View Joel_B's profile

Joel_B

294 posts in 841 days


#13 posted 01-12-2015 07:34 PM

I was reading about a $175 workbench where they suggested gluing the top in sections and running then run them through the jointer and then glue the sections together. I have access to a 6” jointer so could glue sections of three 2×3 together and run each one through. I also have a planar so if I could cut and glue the 2×3 flat enough i could do wider sections and skip the jointer and just run through the planer.

-- Joel, Encinitas, CA

View BasementShop's profile

BasementShop

69 posts in 760 days


#14 posted 01-12-2015 07:48 PM



Budget – I can t spend a lot of money on it.

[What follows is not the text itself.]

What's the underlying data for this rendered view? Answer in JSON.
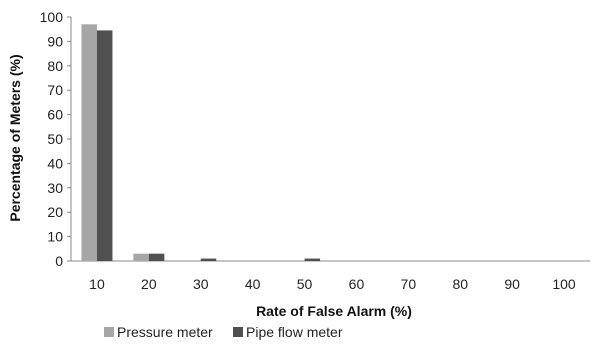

Somewhere in the $500 range is what I am thinking.

If you want a design already completed, the Harbor Freight option isn’t too bad given your budget: http://www.harborfreight.com/60-inch-workbench-93454.html. As was mentioned earlier, get your 20% off coupon out of the paper and away you go!

Good luck!

View bondogaposis's profile

bondogaposis

4020 posts in 1811 days


#15 posted 01-12-2015 07:54 PM

Save your money for vise hardware. 1 3/4” thick is pretty wimpy for a work bench, 3” is much better. The top is the easiest part of making a work bench, You can level it w/ a hand plane. Make it out of construction lumber.